Marterer had run the entire width of the court — from one alley to the other — to hit the forehand on the run. He was certainly pressured by distance, as well as from the spin and power of Nadal’s cross-court forehand, and his own court position deep behind the baseline.
Nothing about the point suggested Marterer had control.
“If he hits a forehand really heavy, it’s of course something different compared to any other opponent you have during the year,” Marterer said after a 6-3, 6-2, 7-6 (4) loss in the fourth round.
Levin said the unforced error actually has very little to do with the shot. The focus is on the ball coming to the player who misses it.
“What we are trying to do is place the blame, first and foremost,” he said. “Any time there is a forced error, the preceding shot has to be an aggressive forcing shot.”
He added: “It gets complicated sometimes when you are looking at how hard was it hit, how much time did they have. The typical things we look for are pace of the previous shot, placement, both depth and angle, how far did the player have to run to get there, and also what direction was he going.”
So what’s the alternative? One answer is to just count winners and errors, no forced or unforced. Another is to throw away the current statistics and come up with something new to evaluate aggressiveness and consistency.
Levin suggested an “aggressive ratio,” which gives a player credit for forcing errors, rather than counting against the player who makes the error.

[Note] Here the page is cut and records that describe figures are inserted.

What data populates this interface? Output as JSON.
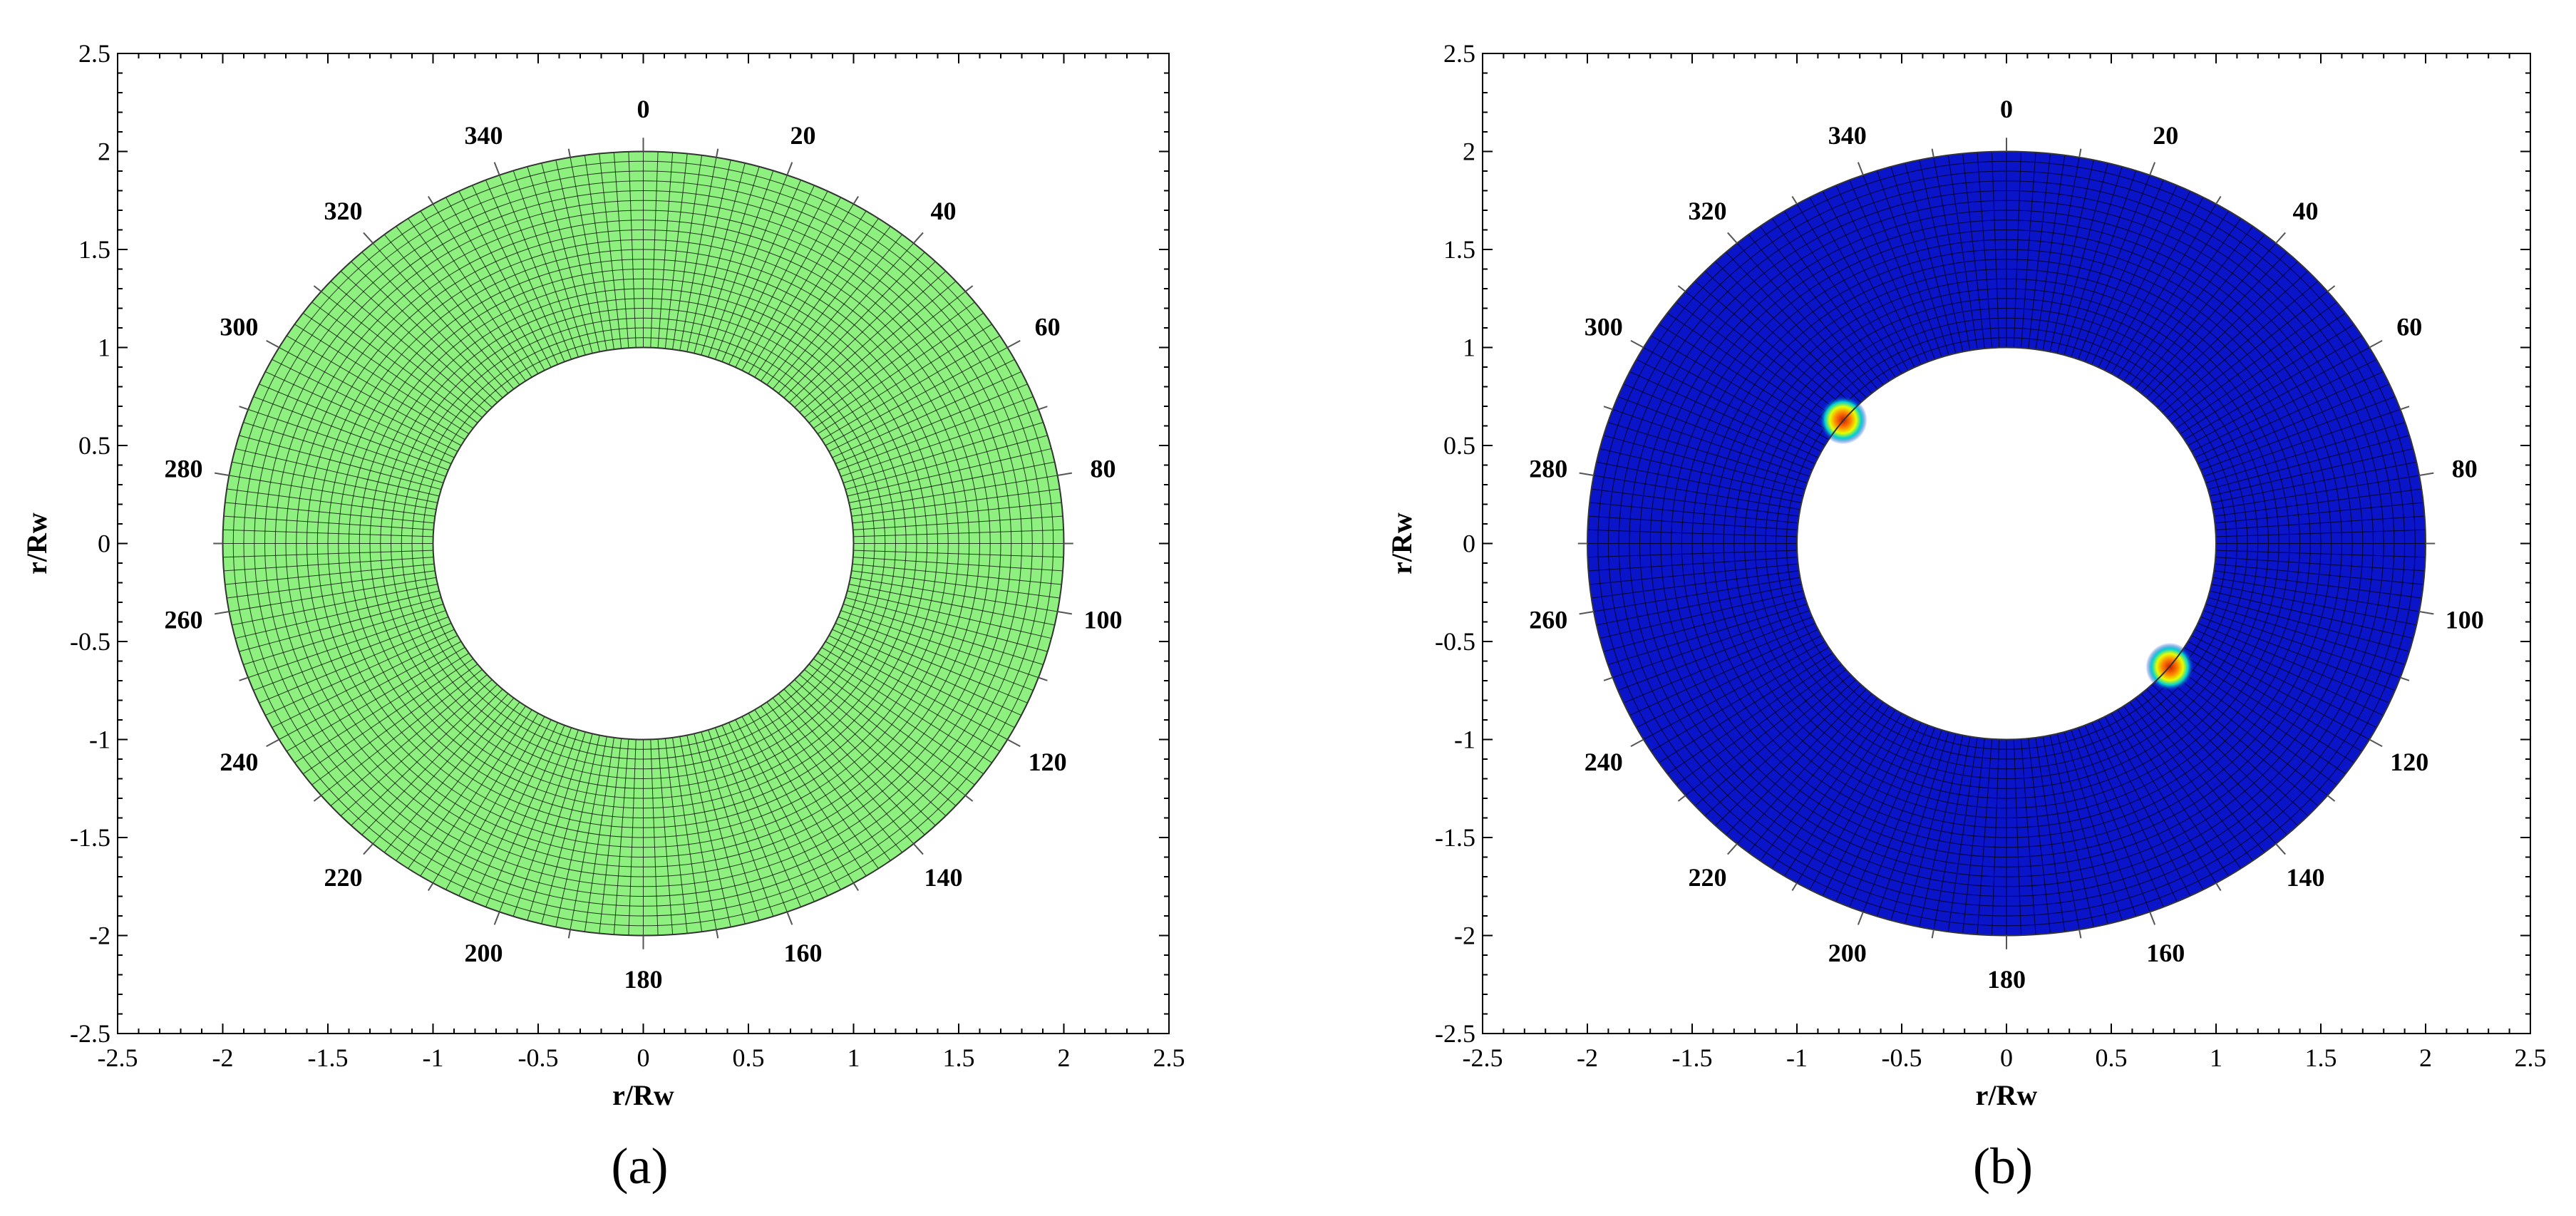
{
  "chart_data": [
    {
      "type": "polar-mesh",
      "panel_label": "(a)",
      "xlabel": "r/Rw",
      "ylabel": "r/Rw",
      "xlim": [
        -2.5,
        2.5
      ],
      "ylim": [
        -2.5,
        2.5
      ],
      "x_ticks": [
        "-2.5",
        "-2",
        "-1.5",
        "-1",
        "-0.5",
        "0",
        "0.5",
        "1",
        "1.5",
        "2",
        "2.5"
      ],
      "y_ticks": [
        "-2.5",
        "-2",
        "-1.5",
        "-1",
        "-0.5",
        "0",
        "0.5",
        "1",
        "1.5",
        "2",
        "2.5"
      ],
      "angle_labels": [
        "0",
        "20",
        "40",
        "60",
        "80",
        "100",
        "120",
        "140",
        "160",
        "180",
        "200",
        "220",
        "240",
        "260",
        "280",
        "300",
        "320",
        "340"
      ],
      "inner_radius": 1,
      "outer_radius": 2,
      "mesh_color": "#8ef07e",
      "hotspots": []
    },
    {
      "type": "polar-mesh",
      "panel_label": "(b)",
      "xlabel": "r/Rw",
      "ylabel": "r/Rw",
      "xlim": [
        -2.5,
        2.5
      ],
      "ylim": [
        -2.5,
        2.5
      ],
      "x_ticks": [
        "-2.5",
        "-2",
        "-1.5",
        "-1",
        "-0.5",
        "0",
        "0.5",
        "1",
        "1.5",
        "2",
        "2.5"
      ],
      "y_ticks": [
        "-2.5",
        "-2",
        "-1.5",
        "-1",
        "-0.5",
        "0",
        "0.5",
        "1",
        "1.5",
        "2",
        "2.5"
      ],
      "angle_labels": [
        "0",
        "20",
        "40",
        "60",
        "80",
        "100",
        "120",
        "140",
        "160",
        "180",
        "200",
        "220",
        "240",
        "260",
        "280",
        "300",
        "320",
        "340"
      ],
      "inner_radius": 1,
      "outer_radius": 2,
      "mesh_color": "#0a14c8",
      "hotspots": [
        {
          "x": -0.78,
          "y": 0.63
        },
        {
          "x": 0.78,
          "y": -0.63
        }
      ]
    }
  ]
}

“That’s simply winners and forced errors that a player created,” he said. “A forced error is much closer to a winner than it is to an unforced error. An unforced error is a situation you are completely in control and you make the mistake.”
Using Levin’s ratio, aggressive play (winners and forced errors combined) accounts for 67 percent of all points for men and 57 percent for women. New labels would go a long way toward helping to understand what is happening in the majority of points in competition.
Craig O’Shannessy is the strategy analyst for Wimbledon, the Australian Open and the ATP World Tour, and runs Brain Game Tennis, a website specializing in tennis strategy.